Where Am I? The Middle-Class Crisis of Place
Craig Bartholomew, a philosophy professor at Redeemer University College in Ancaster, Ontario, has been at work on a curious topic. "When people ask what I'm working on, and I say, 'place,' I get a blank stare," Bartholomew says. But examples help. "The home is a place, the city is a place, the university is a place, the mall is a place, and the placial dynamic of all these places must be attended to for people to flourish."
To exist at all, we must be somewhere. And as embodied creatures, we are implaced in specific contexts. Yet in contemporary culture, this aspect of human existence is threatened by what Bartholomew calls a "crisis of place" created by several elements of our technological society. To fully flourish as human beings—and to flourish as entire communities—Bartholomew argues, we need to recover the lost art of placemaking.
On behalf of the City project, Halee Gray Scott recently interviewed Bartholomew about his work, Where Mortals Dwell: A Christian View of Place for Today, newly out from Baker Academic.
In your book, you not only provide a biblical and theological discussion of the concept of place, but do so in a way that addresses the crisis of place in contemporary culture. What's the nature of the crisis?
What we are experiencing in our world is a wide sense of displacement, which does not lead to human flourishing.

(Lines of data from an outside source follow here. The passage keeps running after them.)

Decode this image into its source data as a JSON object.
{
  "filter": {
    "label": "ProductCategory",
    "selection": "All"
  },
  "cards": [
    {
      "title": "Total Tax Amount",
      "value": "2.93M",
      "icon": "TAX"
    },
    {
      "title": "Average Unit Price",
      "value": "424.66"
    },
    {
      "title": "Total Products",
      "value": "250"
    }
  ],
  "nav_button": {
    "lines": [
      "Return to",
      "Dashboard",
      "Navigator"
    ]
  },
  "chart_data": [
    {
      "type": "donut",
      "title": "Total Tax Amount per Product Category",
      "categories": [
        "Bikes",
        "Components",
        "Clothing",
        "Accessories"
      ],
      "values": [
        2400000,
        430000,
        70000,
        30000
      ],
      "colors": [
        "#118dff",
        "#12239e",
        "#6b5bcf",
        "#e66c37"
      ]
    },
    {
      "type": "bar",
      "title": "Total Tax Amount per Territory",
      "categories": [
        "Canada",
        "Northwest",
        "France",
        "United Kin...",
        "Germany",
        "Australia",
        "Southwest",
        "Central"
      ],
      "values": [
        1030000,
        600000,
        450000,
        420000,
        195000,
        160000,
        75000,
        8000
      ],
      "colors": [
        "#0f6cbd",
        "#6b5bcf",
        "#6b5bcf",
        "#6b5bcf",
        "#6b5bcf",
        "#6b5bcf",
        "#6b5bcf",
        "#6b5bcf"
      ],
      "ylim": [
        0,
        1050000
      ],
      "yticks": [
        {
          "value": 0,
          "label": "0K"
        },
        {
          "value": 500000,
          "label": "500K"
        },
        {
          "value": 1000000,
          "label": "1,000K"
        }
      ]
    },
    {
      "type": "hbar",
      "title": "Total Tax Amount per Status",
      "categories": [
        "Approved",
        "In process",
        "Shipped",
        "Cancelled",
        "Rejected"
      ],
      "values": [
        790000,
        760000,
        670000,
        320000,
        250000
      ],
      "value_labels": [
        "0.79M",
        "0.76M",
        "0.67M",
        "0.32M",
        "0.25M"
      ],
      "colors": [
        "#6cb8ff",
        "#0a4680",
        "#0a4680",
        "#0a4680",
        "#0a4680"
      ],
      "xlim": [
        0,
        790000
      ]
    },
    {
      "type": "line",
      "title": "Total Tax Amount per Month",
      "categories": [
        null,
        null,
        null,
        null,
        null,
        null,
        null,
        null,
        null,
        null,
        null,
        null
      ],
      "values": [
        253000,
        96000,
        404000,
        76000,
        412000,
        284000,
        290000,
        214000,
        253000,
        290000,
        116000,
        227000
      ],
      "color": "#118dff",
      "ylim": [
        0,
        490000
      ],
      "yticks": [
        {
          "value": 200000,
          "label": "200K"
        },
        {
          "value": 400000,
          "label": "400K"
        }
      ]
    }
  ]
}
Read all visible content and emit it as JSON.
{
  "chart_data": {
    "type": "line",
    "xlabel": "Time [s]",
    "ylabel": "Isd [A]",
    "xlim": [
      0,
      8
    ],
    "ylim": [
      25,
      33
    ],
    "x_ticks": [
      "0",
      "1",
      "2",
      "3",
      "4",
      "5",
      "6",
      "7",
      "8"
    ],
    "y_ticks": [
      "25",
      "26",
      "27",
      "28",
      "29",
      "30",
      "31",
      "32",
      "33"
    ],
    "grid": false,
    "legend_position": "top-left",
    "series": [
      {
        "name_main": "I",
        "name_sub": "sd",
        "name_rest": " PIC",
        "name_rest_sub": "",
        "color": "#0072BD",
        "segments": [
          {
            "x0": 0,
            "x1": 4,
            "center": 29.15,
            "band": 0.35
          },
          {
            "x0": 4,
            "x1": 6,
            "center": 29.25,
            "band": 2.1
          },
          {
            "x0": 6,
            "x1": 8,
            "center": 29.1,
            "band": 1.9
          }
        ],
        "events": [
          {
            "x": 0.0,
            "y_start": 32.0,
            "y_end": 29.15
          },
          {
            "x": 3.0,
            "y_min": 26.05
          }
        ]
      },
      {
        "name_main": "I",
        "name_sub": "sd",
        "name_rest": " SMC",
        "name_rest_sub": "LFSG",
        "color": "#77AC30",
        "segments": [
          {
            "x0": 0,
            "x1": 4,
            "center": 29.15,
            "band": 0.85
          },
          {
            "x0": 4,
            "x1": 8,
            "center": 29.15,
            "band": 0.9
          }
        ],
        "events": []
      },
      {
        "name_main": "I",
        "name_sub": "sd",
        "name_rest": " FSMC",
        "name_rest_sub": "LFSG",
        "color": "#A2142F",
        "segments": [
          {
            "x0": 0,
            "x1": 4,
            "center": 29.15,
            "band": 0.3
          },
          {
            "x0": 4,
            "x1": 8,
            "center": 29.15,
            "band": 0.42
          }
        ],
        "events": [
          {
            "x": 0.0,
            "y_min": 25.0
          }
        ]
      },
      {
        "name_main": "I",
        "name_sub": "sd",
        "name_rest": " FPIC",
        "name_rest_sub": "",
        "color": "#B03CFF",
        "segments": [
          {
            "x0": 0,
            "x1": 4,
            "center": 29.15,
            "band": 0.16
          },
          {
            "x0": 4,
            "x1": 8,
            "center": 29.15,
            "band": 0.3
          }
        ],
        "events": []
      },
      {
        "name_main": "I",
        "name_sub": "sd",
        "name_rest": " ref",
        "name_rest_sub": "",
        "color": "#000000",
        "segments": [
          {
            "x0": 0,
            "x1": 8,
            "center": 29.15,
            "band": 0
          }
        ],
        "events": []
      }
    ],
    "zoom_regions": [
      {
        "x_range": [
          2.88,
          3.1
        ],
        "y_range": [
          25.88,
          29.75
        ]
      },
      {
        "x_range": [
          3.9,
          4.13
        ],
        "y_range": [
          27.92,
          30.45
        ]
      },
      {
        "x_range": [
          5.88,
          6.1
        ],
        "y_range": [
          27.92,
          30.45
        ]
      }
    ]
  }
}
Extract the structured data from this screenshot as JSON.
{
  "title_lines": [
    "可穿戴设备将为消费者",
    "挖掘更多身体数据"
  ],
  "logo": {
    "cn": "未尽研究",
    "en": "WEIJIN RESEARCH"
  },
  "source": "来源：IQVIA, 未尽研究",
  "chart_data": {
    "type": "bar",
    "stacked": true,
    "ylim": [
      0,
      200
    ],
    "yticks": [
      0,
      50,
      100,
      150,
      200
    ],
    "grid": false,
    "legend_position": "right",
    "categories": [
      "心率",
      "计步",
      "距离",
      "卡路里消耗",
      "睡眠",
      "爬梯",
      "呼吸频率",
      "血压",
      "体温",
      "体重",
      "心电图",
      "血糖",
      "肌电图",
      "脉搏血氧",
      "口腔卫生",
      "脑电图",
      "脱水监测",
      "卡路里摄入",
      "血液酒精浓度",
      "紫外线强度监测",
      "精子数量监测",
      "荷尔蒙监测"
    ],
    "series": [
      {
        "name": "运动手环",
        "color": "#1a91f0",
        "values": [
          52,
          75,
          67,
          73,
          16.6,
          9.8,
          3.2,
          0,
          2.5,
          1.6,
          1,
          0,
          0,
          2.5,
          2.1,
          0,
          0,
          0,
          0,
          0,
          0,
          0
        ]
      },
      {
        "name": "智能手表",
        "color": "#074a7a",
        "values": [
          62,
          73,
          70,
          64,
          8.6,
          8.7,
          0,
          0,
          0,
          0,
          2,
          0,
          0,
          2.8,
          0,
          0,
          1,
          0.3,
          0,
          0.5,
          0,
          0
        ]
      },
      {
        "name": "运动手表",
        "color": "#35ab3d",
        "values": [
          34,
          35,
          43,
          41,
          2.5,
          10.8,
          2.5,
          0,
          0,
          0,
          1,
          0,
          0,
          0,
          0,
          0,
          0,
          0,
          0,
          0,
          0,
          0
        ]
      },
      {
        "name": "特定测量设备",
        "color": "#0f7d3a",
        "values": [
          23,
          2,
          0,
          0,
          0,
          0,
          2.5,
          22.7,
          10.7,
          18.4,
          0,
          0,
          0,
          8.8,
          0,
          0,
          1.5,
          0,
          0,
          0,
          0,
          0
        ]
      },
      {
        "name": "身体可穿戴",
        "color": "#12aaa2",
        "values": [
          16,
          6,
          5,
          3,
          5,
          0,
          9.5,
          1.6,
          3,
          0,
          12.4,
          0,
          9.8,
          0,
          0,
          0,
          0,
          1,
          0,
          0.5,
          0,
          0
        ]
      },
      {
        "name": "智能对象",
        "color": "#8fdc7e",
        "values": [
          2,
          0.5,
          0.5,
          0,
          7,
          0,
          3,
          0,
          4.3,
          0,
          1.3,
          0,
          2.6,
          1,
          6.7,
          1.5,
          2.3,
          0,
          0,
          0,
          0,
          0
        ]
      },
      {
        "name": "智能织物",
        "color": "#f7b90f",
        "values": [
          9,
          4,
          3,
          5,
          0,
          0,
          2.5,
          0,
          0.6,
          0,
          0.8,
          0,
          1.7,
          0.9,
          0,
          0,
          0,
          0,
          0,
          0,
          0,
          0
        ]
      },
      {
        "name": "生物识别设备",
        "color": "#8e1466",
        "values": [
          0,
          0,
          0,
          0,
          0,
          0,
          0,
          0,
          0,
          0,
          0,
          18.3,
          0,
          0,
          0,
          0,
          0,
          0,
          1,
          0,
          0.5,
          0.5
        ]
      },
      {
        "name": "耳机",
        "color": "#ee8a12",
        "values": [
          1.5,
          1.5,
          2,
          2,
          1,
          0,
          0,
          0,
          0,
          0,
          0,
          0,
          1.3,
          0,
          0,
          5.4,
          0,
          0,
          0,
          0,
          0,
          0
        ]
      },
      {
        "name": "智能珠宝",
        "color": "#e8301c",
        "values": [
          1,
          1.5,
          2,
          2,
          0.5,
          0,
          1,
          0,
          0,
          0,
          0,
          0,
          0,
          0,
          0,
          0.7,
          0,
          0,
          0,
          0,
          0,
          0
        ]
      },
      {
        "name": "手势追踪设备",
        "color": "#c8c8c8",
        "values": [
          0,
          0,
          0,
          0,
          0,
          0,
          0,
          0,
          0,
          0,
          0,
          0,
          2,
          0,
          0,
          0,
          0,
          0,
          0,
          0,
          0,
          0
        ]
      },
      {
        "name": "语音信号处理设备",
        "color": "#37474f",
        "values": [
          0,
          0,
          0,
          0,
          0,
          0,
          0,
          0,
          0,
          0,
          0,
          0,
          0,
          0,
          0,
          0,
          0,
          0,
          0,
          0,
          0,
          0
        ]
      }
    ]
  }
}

Outside Christian circles, the literature on the crisis of place is huge, but within Christianity, it's only starting to get attention.
Contemporary life roots against this deep implacement through the speed of culture, technology, the automobile, and the state of economics. The middle class is always on the go through places and are not generally deeply rooted in a particular place.
When I travel I have opportunities to see new places, but many are all the same corporate chain stores that we have here in Hamilton. Everything is monochrome. All the houses look the same, and houses are not viewed as homes but as assets. Wendell Berry wrote that "a house for sale is not a home." It is not wrong to move, but if we want to flourish as humans, the house must become a home, not an economic asset.